Gringrich and the Two Party Problem

Most know that I have the highest respect for Newt Gingrich.  In fact, if I had my way he would be President right now.  He is without a doubt a fellow Conservative Constitutionalist.  But I have a bone to pick with Newt.  Yesterday morning on C-Span, Newt reiterated the grand ole’ party’s new big tent strategy.  Specifically, he spoke about Republican Deidre Scozzafava in a special election in New York’s 23rd congressional district.

The issue is that Deidre makes most Democrats look conservative.  As Newt points out, she is an NRA member who has promised to vote against tax increases.  She has also promised to support John Boehner over Nancy Pelosi as House leader.  Phew, what a relief!

On the other hand, Deidre falls socially in line with John Kerry and Barack Obama, has ties to ACORN, and has been endorsed by the leftist Working Families Party.  She supports Obamacare and generally is similar in ideology to the Olympia Snowe, Susan Collins brand of the Republican Party.  In other words, she is a RINO.

So why would Newt support her over her conservative opponent Doug Hoffman?  Because Newt lives in a two party world.  In Newt’s world, it’s Republicans versus Democrats, not conservatives versus liberals.

You would think that as Newt recounted stories of Republican betrayal, he might begin to recognize a pattern.  He spoke about how he had raised a lot of money to get Arlen Specter re-elected, and then Specter switched parties.  Newt recognized that Democrats didn’t win in 2006 and 2008 on new ideas, Republicans were fired for not championing the conservative principles they were elected for.  Yet Newt still chooses to endorse the idea that you have to accept people who endorse infanticide, unconstitutional programs, and out of control spending as long as they have an (R) after their name.

This partisan understanding is how politics have been run for decades.  But what Newt and older Republicans don’t understand is that the up and coming generations identify themselves as conservative, liberal, progressive, moderate, centrist, constitutionalist, and socialist.  Most young voters identify with a party because it is closest to their unique ideology, or because it was the party of their parents.
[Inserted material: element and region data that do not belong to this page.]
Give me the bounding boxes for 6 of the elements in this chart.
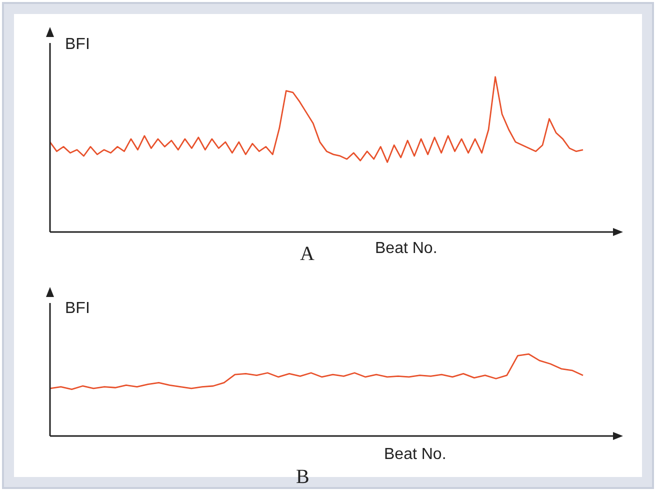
- y-axis-title: BFI: [65, 36, 90, 54]
- y-axis-title: BFI: [65, 300, 90, 318]
- x-axis-title: Beat No.: [384, 446, 446, 464]
- text: A: [300, 243, 314, 266]
- text: B: [296, 466, 310, 489]
- x-axis-title: Beat No.: [375, 240, 438, 258]
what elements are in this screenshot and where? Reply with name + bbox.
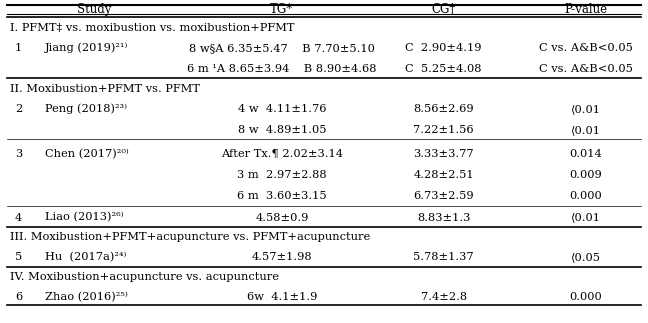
Text: C vs. A&B<0.05: C vs. A&B<0.05	[539, 43, 633, 53]
Text: TG*: TG*	[270, 3, 294, 16]
Text: ⟨0.05: ⟨0.05	[571, 252, 601, 262]
Text: ⟨0.01: ⟨0.01	[571, 104, 601, 114]
Text: 0.014: 0.014	[570, 149, 602, 159]
Text: 4.57±1.98: 4.57±1.98	[251, 252, 312, 262]
Text: 4 w  4.11±1.76: 4 w 4.11±1.76	[238, 104, 326, 114]
Text: 6 m  3.60±3.15: 6 m 3.60±3.15	[237, 191, 327, 201]
Text: After Tx.¶ 2.02±3.14: After Tx.¶ 2.02±3.14	[221, 149, 343, 159]
Text: 2: 2	[15, 104, 22, 114]
Text: 4.28±2.51: 4.28±2.51	[413, 170, 474, 180]
Text: 6w  4.1±1.9: 6w 4.1±1.9	[247, 292, 317, 302]
Text: 3 m  2.97±2.88: 3 m 2.97±2.88	[237, 170, 327, 180]
Text: 1: 1	[15, 43, 22, 53]
Text: 8 w§A 6.35±5.47    B 7.70±5.10: 8 w§A 6.35±5.47 B 7.70±5.10	[189, 43, 375, 53]
Text: 6 m ¹A 8.65±3.94    B 8.90±4.68: 6 m ¹A 8.65±3.94 B 8.90±4.68	[187, 64, 376, 74]
Text: I. PFMT‡ vs. moxibustion vs. moxibustion+PFMT: I. PFMT‡ vs. moxibustion vs. moxibustion…	[10, 23, 295, 33]
Text: Peng (2018)²³⁾: Peng (2018)²³⁾	[45, 104, 126, 114]
Text: Liao (2013)²⁶⁾: Liao (2013)²⁶⁾	[45, 213, 123, 223]
Text: 0.000: 0.000	[570, 191, 602, 201]
Text: Zhao (2016)²⁵⁾: Zhao (2016)²⁵⁾	[45, 292, 128, 302]
Text: 3: 3	[15, 149, 22, 159]
Text: III. Moxibustion+PFMT+acupuncture vs. PFMT+acupuncture: III. Moxibustion+PFMT+acupuncture vs. PF…	[10, 233, 371, 243]
Text: 8.56±2.69: 8.56±2.69	[413, 104, 474, 114]
Text: 6.73±2.59: 6.73±2.59	[413, 191, 474, 201]
Text: 8.83±1.3: 8.83±1.3	[417, 213, 470, 223]
Text: ⟨0.01: ⟨0.01	[571, 125, 601, 135]
Text: 5: 5	[15, 252, 22, 262]
Text: 7.4±2.8: 7.4±2.8	[421, 292, 467, 302]
Text: 6: 6	[15, 292, 22, 302]
Text: 0.000: 0.000	[570, 292, 602, 302]
Text: C vs. A&B<0.05: C vs. A&B<0.05	[539, 64, 633, 74]
Text: 3.33±3.77: 3.33±3.77	[413, 149, 474, 159]
Text: 4: 4	[15, 213, 22, 223]
Text: 7.22±1.56: 7.22±1.56	[413, 125, 474, 135]
Text: Study: Study	[77, 3, 111, 16]
Text: C  2.90±4.19: C 2.90±4.19	[406, 43, 482, 53]
Text: ⟨0.01: ⟨0.01	[571, 213, 601, 223]
Text: 8 w  4.89±1.05: 8 w 4.89±1.05	[238, 125, 326, 135]
Text: 5.78±1.37: 5.78±1.37	[413, 252, 474, 262]
Text: CG†: CG†	[432, 3, 456, 16]
Text: Jiang (2019)²¹⁾: Jiang (2019)²¹⁾	[45, 43, 128, 53]
Text: Hu  (2017a)²⁴⁾: Hu (2017a)²⁴⁾	[45, 252, 126, 263]
Text: 4.58±0.9: 4.58±0.9	[255, 213, 308, 223]
Text: 0.009: 0.009	[570, 170, 602, 180]
Text: C  5.25±4.08: C 5.25±4.08	[406, 64, 482, 74]
Text: Chen (2017)²⁰⁾: Chen (2017)²⁰⁾	[45, 149, 128, 159]
Text: P-value: P-value	[564, 3, 607, 16]
Text: IV. Moxibustion+acupuncture vs. acupuncture: IV. Moxibustion+acupuncture vs. acupunct…	[10, 272, 279, 282]
Text: II. Moxibustion+PFMT vs. PFMT: II. Moxibustion+PFMT vs. PFMT	[10, 84, 200, 94]
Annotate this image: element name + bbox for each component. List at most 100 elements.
Joe Lieberman should be a great lesson to conservatives.  Lieberman ran against a fellow Democrat and won because he represented the principles of the majority of people in Connecticut.  Because of it, he was able to keep Connecticut blue and keep Democrats in charge, but at the same time he was able to prevent the radical code pink wing of the party from claiming a major victory and setting the agenda.

Four years ago, I would not be writing this post.  We had seen Ross Perot rob Republicans twice in a row against Bill Clinton.  Most conservatives figured it would be better to have a liberal Republican in office than a liberal Democrat.  But when liberal Republicans began getting more liberal than Conservative Democrats, that theory went out the window. What we discovered was that the majority of conservatives could not vote for a pro-abortion, pro-big government, anti-constitution Republican.

When Republicans started acting like Democrats, conservative voters stopped voting.  When they moved the big tent to the left, it left the right out in the cold.  Newt thinks that conservatives will remain the minority so long as conservatives refuse to bite the bullet and vote for liberals with (R)’s after their name.  The fact is, as long as Republicans keep acting like Democrats, no one will be fooled by their party affiliation.


2 Responses to “Gringrich and the Two Party Problem”

  1. 1 gmeyers1944 October 26, 2009 at 1:53 pm

    I agree with most of this idea except that I don’t think that the Republican Candidate would have won in Connecticut had Lieberman accepted his primary defeat.

  2. 2 ikefriday October 31, 2009 at 1:48 pm

    Scozzafava stepped out of the race today, giving the conservative candidate the best shot for the win. This is a clear victory for the conservative branch of the Republican party and should serve as a rebuke to Washington Republicans who have become out of touch with their own party.